Et les médicaments pour s’arrêter ?
Nous avons parlé précédemment de la « nicotine » comme agent provoquant l’addiction. Chacun pourra en tout bon sens s’interroger sur le rôle d’une nicotine « pharma-ceutique » prétendant résoudre cette même addiction.
Les récentes communications concernant le « médiator » ont mis sur le devant des médias d’autres médicaments utilisés en sevrage tabagique, tels le « Champix » et le « Zyban ».
La revue Marianne (8-14 septembre 2007) énonçait très justement un célèbre pneumologue parisien, président de l’office de prévention du tabagisme, qui, lors d’une interview, donnait la vedette au « Champix »... ce même scientifique cité parmi les experts engagés par le laboratoire Pfizer pour promouvoir ce produit.
« Santé Canada » rapporte que deux cent vingt-six incidents d’effets neuropsychiatriques nocifs ont été rapportés suite à sa mise en vente en avril 2007 !
Quant au «Zyban » il suffit de se reporter à la liste des éventuels effets secondaires fournie par le laboratoire pour constater que plusieurs d’entre eux relèvent principalement des troubles qu’il prétend prévenir au niveau d’un sevrage : « agitation, anxiété, irritabilité, dépression, maux de tête, vertiges, tachycardie, etc »

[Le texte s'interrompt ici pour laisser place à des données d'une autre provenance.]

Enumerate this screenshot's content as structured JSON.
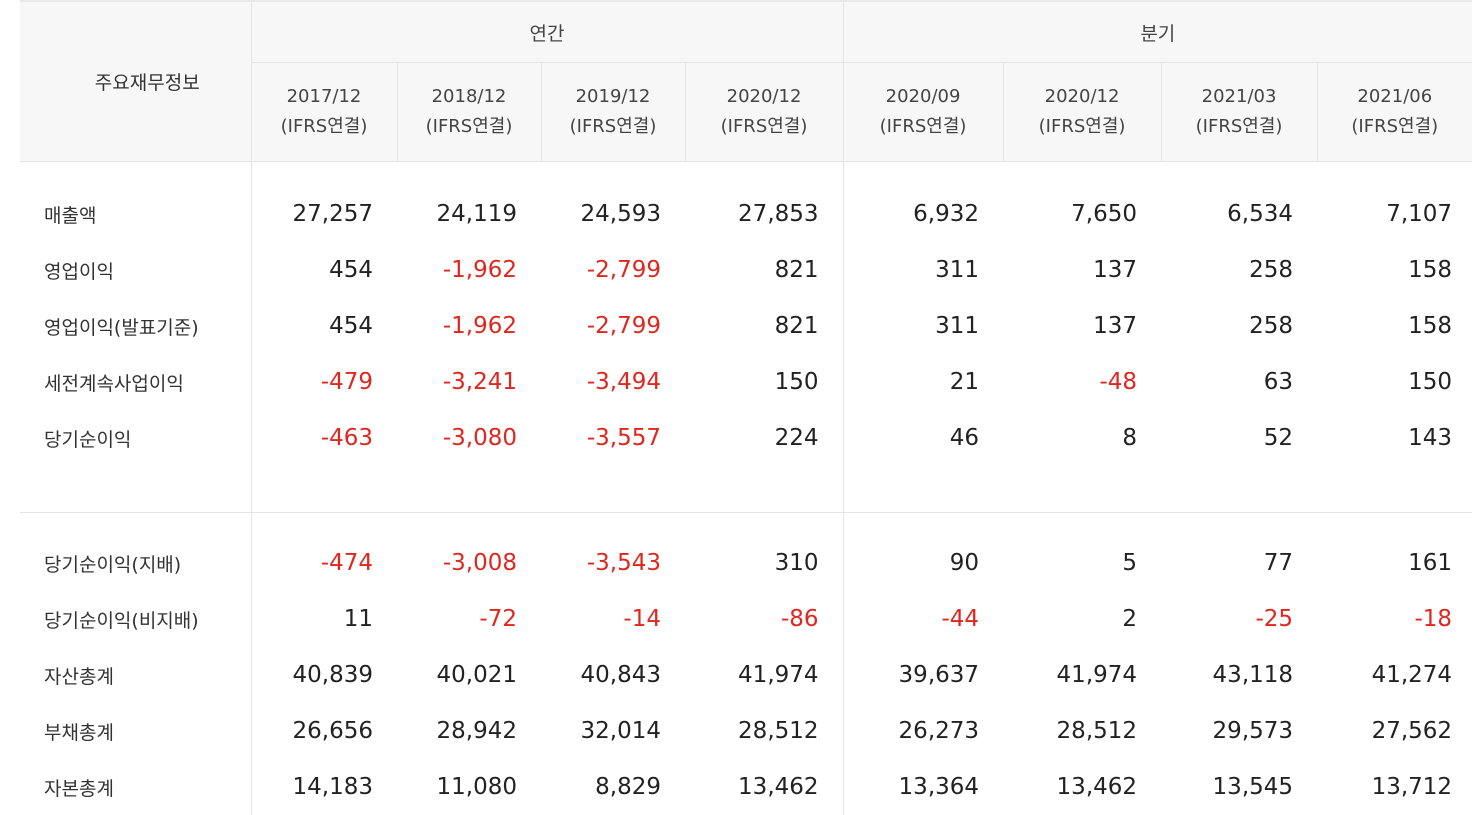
{
  "header": {
    "corner_label": "주요재무정보",
    "group_annual": "연간",
    "group_quarter": "분기",
    "periods": [
      {
        "date": "2017/12",
        "basis": "(IFRS연결)"
      },
      {
        "date": "2018/12",
        "basis": "(IFRS연결)"
      },
      {
        "date": "2019/12",
        "basis": "(IFRS연결)"
      },
      {
        "date": "2020/12",
        "basis": "(IFRS연결)"
      },
      {
        "date": "2020/09",
        "basis": "(IFRS연결)"
      },
      {
        "date": "2020/12",
        "basis": "(IFRS연결)"
      },
      {
        "date": "2021/03",
        "basis": "(IFRS연결)"
      },
      {
        "date": "2021/06",
        "basis": "(IFRS연결)"
      }
    ]
  },
  "rows": [
    {
      "label": "매출액",
      "values": [
        "27,257",
        "24,119",
        "24,593",
        "27,853",
        "6,932",
        "7,650",
        "6,534",
        "7,107"
      ]
    },
    {
      "label": "영업이익",
      "values": [
        "454",
        "-1,962",
        "-2,799",
        "821",
        "311",
        "137",
        "258",
        "158"
      ]
    },
    {
      "label": "영업이익(발표기준)",
      "values": [
        "454",
        "-1,962",
        "-2,799",
        "821",
        "311",
        "137",
        "258",
        "158"
      ]
    },
    {
      "label": "세전계속사업이익",
      "values": [
        "-479",
        "-3,241",
        "-3,494",
        "150",
        "21",
        "-48",
        "63",
        "150"
      ]
    },
    {
      "label": "당기순이익",
      "values": [
        "-463",
        "-3,080",
        "-3,557",
        "224",
        "46",
        "8",
        "52",
        "143"
      ]
    },
    {
      "label": "당기순이익(지배)",
      "values": [
        "-474",
        "-3,008",
        "-3,543",
        "310",
        "90",
        "5",
        "77",
        "161"
      ]
    },
    {
      "label": "당기순이익(비지배)",
      "values": [
        "11",
        "-72",
        "-14",
        "-86",
        "-44",
        "2",
        "-25",
        "-18"
      ]
    },
    {
      "label": "자산총계",
      "values": [
        "40,839",
        "40,021",
        "40,843",
        "41,974",
        "39,637",
        "41,974",
        "43,118",
        "41,274"
      ]
    },
    {
      "label": "부채총계",
      "values": [
        "26,656",
        "28,942",
        "32,014",
        "28,512",
        "26,273",
        "28,512",
        "29,573",
        "27,562"
      ]
    },
    {
      "label": "자본총계",
      "values": [
        "14,183",
        "11,080",
        "8,829",
        "13,462",
        "13,364",
        "13,462",
        "13,545",
        "13,712"
      ]
    }
  ],
  "colors": {
    "negative": "#e0271f",
    "header_bg": "#f7f7f7",
    "border": "#e4e4e4"
  }
}
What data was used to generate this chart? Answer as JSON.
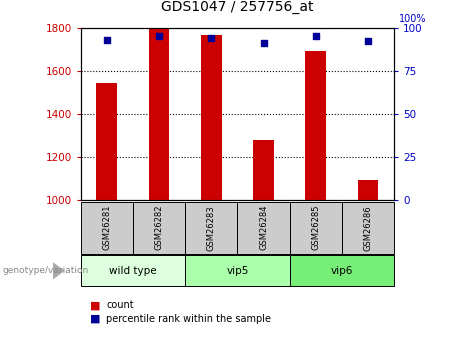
{
  "title": "GDS1047 / 257756_at",
  "samples": [
    "GSM26281",
    "GSM26282",
    "GSM26283",
    "GSM26284",
    "GSM26285",
    "GSM26286"
  ],
  "groups": [
    {
      "label": "wild type",
      "indices": [
        0,
        1
      ],
      "color": "#ddffdd"
    },
    {
      "label": "vip5",
      "indices": [
        2,
        3
      ],
      "color": "#aaffaa"
    },
    {
      "label": "vip6",
      "indices": [
        4,
        5
      ],
      "color": "#77ee77"
    }
  ],
  "bar_values": [
    1545,
    1800,
    1765,
    1280,
    1690,
    1095
  ],
  "percentile_values": [
    93,
    95,
    94,
    91,
    95,
    92
  ],
  "ylim_left": [
    1000,
    1800
  ],
  "ylim_right": [
    0,
    100
  ],
  "yticks_left": [
    1000,
    1200,
    1400,
    1600,
    1800
  ],
  "yticks_right": [
    0,
    25,
    50,
    75,
    100
  ],
  "bar_color": "#cc0000",
  "dot_color": "#000099",
  "left_tick_color": "#cc0000",
  "right_tick_color": "#0000cc",
  "label_row_color": "#cccccc",
  "genotype_label": "genotype/variation",
  "legend_count_label": "count",
  "legend_percentile_label": "percentile rank within the sample"
}
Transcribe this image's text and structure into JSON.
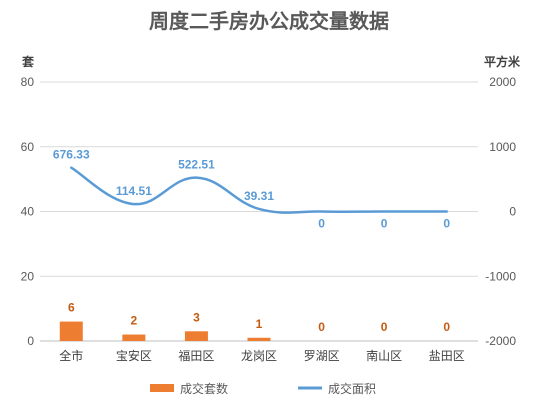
{
  "chart_data": {
    "type": "bar+line",
    "title": "周度二手房办公成交量数据",
    "y_left_label": "套",
    "y_right_label": "平方米",
    "categories": [
      "全市",
      "宝安区",
      "福田区",
      "龙岗区",
      "罗湖区",
      "南山区",
      "盐田区"
    ],
    "y_left_range": [
      0,
      80
    ],
    "y_left_ticks": [
      "0",
      "20",
      "40",
      "60",
      "80"
    ],
    "y_right_range": [
      -2000,
      2000
    ],
    "y_right_ticks": [
      "-2000",
      "-1000",
      "0",
      "1000",
      "2000"
    ],
    "grid": true,
    "legend_position": "bottom",
    "series": [
      {
        "name": "成交套数",
        "type": "bar",
        "axis": "left",
        "color": "#ed7d31",
        "values": [
          6,
          2,
          3,
          1,
          0,
          0,
          0
        ],
        "labels": [
          "6",
          "2",
          "3",
          "1",
          "0",
          "0",
          "0"
        ]
      },
      {
        "name": "成交面积",
        "type": "line",
        "axis": "right",
        "color": "#5b9bd5",
        "values": [
          676.33,
          114.51,
          522.51,
          39.31,
          0,
          0,
          0
        ],
        "labels": [
          "676.33",
          "114.51",
          "522.51",
          "39.31",
          "0",
          "0",
          "0"
        ]
      }
    ]
  }
}
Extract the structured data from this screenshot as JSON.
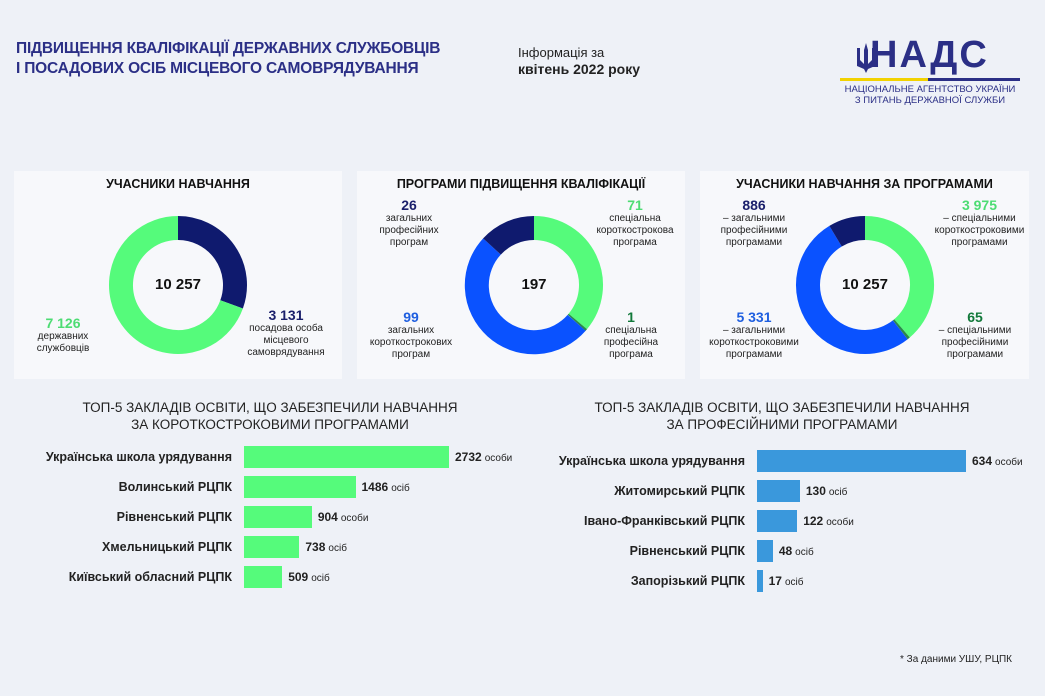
{
  "header": {
    "title_line1": "ПІДВИЩЕННЯ КВАЛІФІКАЦІЇ ДЕРЖАВНИХ СЛУЖБОВЦІВ",
    "title_line2": "І ПОСАДОВИХ ОСІБ МІСЦЕВОГО САМОВРЯДУВАННЯ",
    "info_line1": "Інформація за",
    "info_line2": "квітень 2022 року"
  },
  "logo": {
    "word": "НАДС",
    "sub_line1": "НАЦІОНАЛЬНЕ АГЕНТСТВО УКРАЇНИ",
    "sub_line2": "З ПИТАНЬ ДЕРЖАВНОЇ СЛУЖБИ",
    "colors": {
      "yellow": "#f2d200",
      "navy": "#2b2f86"
    }
  },
  "colors": {
    "green": "#55fb7b",
    "navy": "#0f1a6e",
    "blue": "#0a52ff",
    "bar_green": "#55fb7b",
    "bar_blue": "#3a98dc"
  },
  "chart_data": [
    {
      "type": "pie",
      "title": "УЧАСНИКИ НАВЧАННЯ",
      "total": "10 257",
      "slices": [
        {
          "name": "державних службовців",
          "value": 7126,
          "label_value": "7 126",
          "label_lines": [
            "державних",
            "службовців"
          ]
        },
        {
          "name": "посадова особа місцевого самоврядування",
          "value": 3131,
          "label_value": "3 131",
          "label_lines": [
            "посадова особа",
            "місцевого",
            "самоврядування"
          ]
        }
      ]
    },
    {
      "type": "pie",
      "title": "ПРОГРАМИ ПІДВИЩЕННЯ КВАЛІФІКАЦІЇ",
      "total": "197",
      "slices": [
        {
          "name": "загальних професійних програм",
          "value": 26,
          "label_value": "26",
          "label_lines": [
            "загальних",
            "професійних",
            "програм"
          ]
        },
        {
          "name": "спеціальна короткострокова програма",
          "value": 71,
          "label_value": "71",
          "label_lines": [
            "спеціальна",
            "короткострокова",
            "програма"
          ]
        },
        {
          "name": "загальних короткострокових програм",
          "value": 99,
          "label_value": "99",
          "label_lines": [
            "загальних",
            "короткострокових",
            "програм"
          ]
        },
        {
          "name": "спеціальна професійна програма",
          "value": 1,
          "label_value": "1",
          "label_lines": [
            "спеціальна",
            "професійна",
            "програма"
          ]
        }
      ]
    },
    {
      "type": "pie",
      "title": "УЧАСНИКИ НАВЧАННЯ ЗА ПРОГРАМАМИ",
      "total": "10 257",
      "slices": [
        {
          "name": "загальними професійними програмами",
          "value": 886,
          "label_value": "886",
          "label_lines": [
            "– загальними",
            "професійними",
            "програмами"
          ]
        },
        {
          "name": "спеціальними короткостроковими програмами",
          "value": 3975,
          "label_value": "3 975",
          "label_lines": [
            "– спеціальними",
            "короткостроковими",
            "програмами"
          ]
        },
        {
          "name": "загальними короткостроковими програмами",
          "value": 5331,
          "label_value": "5 331",
          "label_lines": [
            "– загальними",
            "короткостроковими",
            "програмами"
          ]
        },
        {
          "name": "спеціальними професійними програмами",
          "value": 65,
          "label_value": "65",
          "label_lines": [
            "– спеціальними",
            "професійними",
            "програмами"
          ]
        }
      ]
    },
    {
      "type": "bar",
      "title_line1": "ТОП-5 ЗАКЛАДІВ ОСВІТИ, ЩО ЗАБЕЗПЕЧИЛИ НАВЧАННЯ",
      "title_line2": "ЗА КОРОТКОСТРОКОВИМИ ПРОГРАМАМИ",
      "categories": [
        "Українська школа урядування",
        "Волинський РЦПК",
        "Рівненський РЦПК",
        "Хмельницький РЦПК",
        "Київський обласний РЦПК"
      ],
      "values": [
        2732,
        1486,
        904,
        738,
        509
      ],
      "units": [
        "особи",
        "осіб",
        "особи",
        "осіб",
        "осіб"
      ]
    },
    {
      "type": "bar",
      "title_line1": "ТОП-5 ЗАКЛАДІВ ОСВІТИ, ЩО ЗАБЕЗПЕЧИЛИ НАВЧАННЯ",
      "title_line2": "ЗА ПРОФЕСІЙНИМИ ПРОГРАМАМИ",
      "categories": [
        "Українська школа урядування",
        "Житомирський РЦПК",
        "Івано-Франківський РЦПК",
        "Рівненський РЦПК",
        "Запорізький РЦПК"
      ],
      "values": [
        634,
        130,
        122,
        48,
        17
      ],
      "units": [
        "особи",
        "осіб",
        "особи",
        "осіб",
        "осіб"
      ]
    }
  ],
  "footnote": "* За даними УШУ, РЦПК"
}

Les incidences des médicaments agissant sur la sphère neuro-biologique ne sont pas innocents. L’être humain est un être multidimensionnel et complexe. Ce qui trame sa réalité physiologique et en résonance aussi avec ses divers degrés d’expression : psychologique, émotionnel, affectif, relationnel, comportemental.
C’est la raison pour laquelle, l’expérience en tabacologie démontre que la prise en charge en ce domaine doit être globale, holistique et doit prendre en compte l’individu sur ses diverses dimensions.
De fait l’arrêt du tabac par un sevrage tabagique naturel, construit sur une approche comportementale, psycho-émotionnelle, lié à une hygiène de vie et à un dévelop-pement personnel, peut être un merveilleux défi pour sa santé et un dynamique positionnement de vie.
Philippe COURBON
Educateur de Santé
Conférencier Formateur
Spécialisé en sevrage tabagique depuis vingt-cinq années, concepteur du programme « Santé sans tabac »
(1) 13ème Conférence mondiale sur le tabac ou la santé (World Conference on Tobacco or Health, WCTOH) juillet 2006
(2) Enquête du film « Tabac : la conspiration » de Nadia Collot, 2006, trois ans d’enquête dans les coulisses de l’industrie du tabac sur trois continents : Amérique du Nord, Europe et Afrique.
(3) http://www.prevention.ch/ry11.htm
(4) http://www.nicotinepesticide.com/Scandaleux.html
(5) The New England Journal of Medicine 1999 ; 341 p. 943-948
(6) O.M.S., Centre International de Recherche sur le Cancer
(7) Santé Canada, novembre 1999, communication publique de 1.200 documents émanant de la Compagnie-mère d’Imperial Tobacco, la British American Tobacco.
(8) Film « Révélations » de Michael Mann avec Al Pacino et Russell Crowe, 2002.
(9) http://www.stoptabac.ch/fr/Coach/stallone.html
(10) Depuis septembre 2010 Malboro a tourné le dos à son célèbre cow-boy, et ses magasins « Malboro Classics de France » ont été rebaptisés « MCS ». Ce changement de nom est la conséquence de plusieurs condamnations de l’enseigne de prêt à porter pour publicité indirecte en faveur d’une marque de tabac.